For customers, the entry of large technology firms into financial services could mean entrusting both their financial and non-financial data to the same company.

For policy-makers, it would raise serious questions about how best to avoid both anticompetitive behavior and the inappropriate use of personal data in decision-making.

The findings suggest a move away from a focus on the potential competitive threat of high-tech financial services start-ups, typically called “fintechs”.

Much research, including the World Economic Forum’s 2015 report on The Future of Financial Services, suggested that “niche” fintechs could stage a broader disruption of the financial system.

But, while they have deeply influenced the direction of innovation in the industry, there are growing doubts about their ability to directly challenge incumbent financial institutions.

“Fintechs have changed the basis of competition in financial services, but not the competitive landscape,” said Rob Galaski, co-author of the report.

“Fintechs now define the tempo and direction of innovation in financial services, but high customer switching costs and the rapid response of incumbents has challenged their ability to scale”.

Robo-advisers, which provide automated investment advice to customers at low fees, provide an instructive example of incumbents responding to fintech.

“The ability to be a fast follower has proven more important than being first for large financial institutions,” said Galaski.

“Agile incumbents have used the fintech ecosystem as a supermarket for capabilities, making the ability to nurture and rapidly form partnerships a critical ingredient to banks’ competitive success.”

Another of the report’s findings notes the emergence of distinct financial systems in China, Europe, and the United States, raising concerns for international regulatory coordination.

The report observed that, in China, large technology companies like Ant Financial (a subsidiary of Alibaba) and Tencent (the parent company of WeChat) have emerged as leading providers of a range of financial services – a striking departure from the traditional bank-led model dominant in the United States.
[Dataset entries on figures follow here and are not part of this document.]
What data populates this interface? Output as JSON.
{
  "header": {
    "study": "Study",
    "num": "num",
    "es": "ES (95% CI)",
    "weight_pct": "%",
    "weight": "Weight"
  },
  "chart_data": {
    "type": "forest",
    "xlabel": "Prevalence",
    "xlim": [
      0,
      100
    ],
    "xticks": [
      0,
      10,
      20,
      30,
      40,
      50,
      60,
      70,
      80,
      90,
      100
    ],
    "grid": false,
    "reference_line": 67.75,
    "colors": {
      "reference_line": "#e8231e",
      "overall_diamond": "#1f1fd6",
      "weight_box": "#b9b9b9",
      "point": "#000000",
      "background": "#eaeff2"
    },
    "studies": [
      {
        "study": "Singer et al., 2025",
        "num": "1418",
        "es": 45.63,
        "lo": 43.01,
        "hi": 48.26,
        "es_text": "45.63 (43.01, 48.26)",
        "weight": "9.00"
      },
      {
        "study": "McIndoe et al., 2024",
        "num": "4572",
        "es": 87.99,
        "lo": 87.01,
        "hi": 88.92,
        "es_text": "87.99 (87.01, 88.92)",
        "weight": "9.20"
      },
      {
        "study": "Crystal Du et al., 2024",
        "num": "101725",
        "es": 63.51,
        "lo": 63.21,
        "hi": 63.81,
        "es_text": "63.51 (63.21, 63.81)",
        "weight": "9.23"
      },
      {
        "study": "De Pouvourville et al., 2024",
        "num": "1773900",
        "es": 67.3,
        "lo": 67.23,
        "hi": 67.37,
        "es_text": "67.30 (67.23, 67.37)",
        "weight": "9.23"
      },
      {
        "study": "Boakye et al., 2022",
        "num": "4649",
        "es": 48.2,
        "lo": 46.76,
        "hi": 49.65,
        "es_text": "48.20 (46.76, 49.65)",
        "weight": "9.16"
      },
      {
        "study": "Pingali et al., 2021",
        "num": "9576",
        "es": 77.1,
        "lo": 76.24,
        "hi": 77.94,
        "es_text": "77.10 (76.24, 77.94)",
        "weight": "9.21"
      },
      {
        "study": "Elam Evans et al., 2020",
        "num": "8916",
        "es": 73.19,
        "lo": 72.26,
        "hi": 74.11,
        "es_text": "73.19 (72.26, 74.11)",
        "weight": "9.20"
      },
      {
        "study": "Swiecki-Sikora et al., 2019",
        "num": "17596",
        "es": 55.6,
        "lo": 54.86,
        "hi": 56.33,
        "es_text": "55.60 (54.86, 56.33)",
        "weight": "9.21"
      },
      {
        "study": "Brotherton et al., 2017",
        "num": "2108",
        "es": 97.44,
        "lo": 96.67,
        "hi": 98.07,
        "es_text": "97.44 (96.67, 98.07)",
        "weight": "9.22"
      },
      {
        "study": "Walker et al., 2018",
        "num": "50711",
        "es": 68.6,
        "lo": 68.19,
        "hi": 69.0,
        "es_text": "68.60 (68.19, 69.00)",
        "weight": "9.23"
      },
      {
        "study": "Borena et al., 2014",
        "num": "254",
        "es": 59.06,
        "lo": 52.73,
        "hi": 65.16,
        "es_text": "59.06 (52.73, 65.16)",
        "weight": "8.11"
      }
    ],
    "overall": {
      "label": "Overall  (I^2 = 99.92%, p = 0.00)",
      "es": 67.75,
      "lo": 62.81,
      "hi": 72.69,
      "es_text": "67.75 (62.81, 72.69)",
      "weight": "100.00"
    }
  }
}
Meanwhile in Europe, the forthcoming enactment of the Second Payment Services Directive (more commonly called PSDII) is expected to open up banks’ customer data, creating an environment of more active competition between incumbents and new entrants.

“Technology is not driving a global convergence in customer experience, instead divergent customer demand and regulatory priorities are creating distinctly regionalized financial ecosystems” said Bob Contri, principal at Deloitte Consulting and an adviser to the report.

“This could pose a serious challenge to regulatory coordination, as regulators struggle to understand the disparate impact of global regulations on each region”.